This is an ever-evolving story of a girl writer and her two greatest loves, the movies and travel. As she hikes the trenches of Hollywood, you're brought along for the ride.

Wednesday, June 27, 2007

Secret Spy Stash

You think you’re anonymous there sitting on the bus. You briefly glance up from your Margot Kidder paperback and see me benignly working on a word search. I look focused on finding all the Greek mythology figures that begin with the letter “H.”

Ah, but you’re missing out. I’m a writer and this is my ruse. I’m watching you with your reading glasses, your brown trousers, and those dress socks you've folded neatly to accentuate your boring, brown loafers. I imagine you're a librarian with all the free paperbacks you could ever wish for. I nickname you "Marian The Librarian" in my head and wonder silently why (with all those free books) you look so irritable and unhappy. You see, it's not just today. I see you often on the bus, and you always have the same unfriendly demeanor.

And this, is precisely why I take the bus…in L.A. even though I have a car and ( at least for now, I have money for gas.)
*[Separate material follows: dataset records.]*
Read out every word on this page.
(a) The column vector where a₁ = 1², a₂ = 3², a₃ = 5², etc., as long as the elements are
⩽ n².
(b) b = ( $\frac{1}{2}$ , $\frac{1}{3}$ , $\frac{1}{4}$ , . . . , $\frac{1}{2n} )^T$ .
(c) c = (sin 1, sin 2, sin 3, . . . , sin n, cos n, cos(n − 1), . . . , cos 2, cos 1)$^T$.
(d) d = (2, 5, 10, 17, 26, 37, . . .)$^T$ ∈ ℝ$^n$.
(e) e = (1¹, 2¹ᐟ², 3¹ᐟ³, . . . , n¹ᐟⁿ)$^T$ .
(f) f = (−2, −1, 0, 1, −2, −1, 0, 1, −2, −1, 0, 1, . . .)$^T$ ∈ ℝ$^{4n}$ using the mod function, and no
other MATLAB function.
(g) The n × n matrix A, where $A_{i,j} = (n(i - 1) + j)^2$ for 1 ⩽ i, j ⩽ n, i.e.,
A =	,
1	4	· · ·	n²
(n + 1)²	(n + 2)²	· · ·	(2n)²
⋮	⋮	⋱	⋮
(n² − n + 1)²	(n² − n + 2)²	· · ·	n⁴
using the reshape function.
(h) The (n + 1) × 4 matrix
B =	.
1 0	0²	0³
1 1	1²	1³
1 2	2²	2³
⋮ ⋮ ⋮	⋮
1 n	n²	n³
Writers are sly. We eavesdrop, we stare, and we viciously write down details about you and the little conversation you’re having on your cell phone. We take note of what you’re reading, what you’re wearing, and your most interestingly charactery mannerisms.

You think that you’ll never be famous, but we write about you -- well, parts of you, merged along with swirls of color from other people we’ve met along the way… names changed, of course. We fill notebooks with character information and observations-- our secret spy stash for later.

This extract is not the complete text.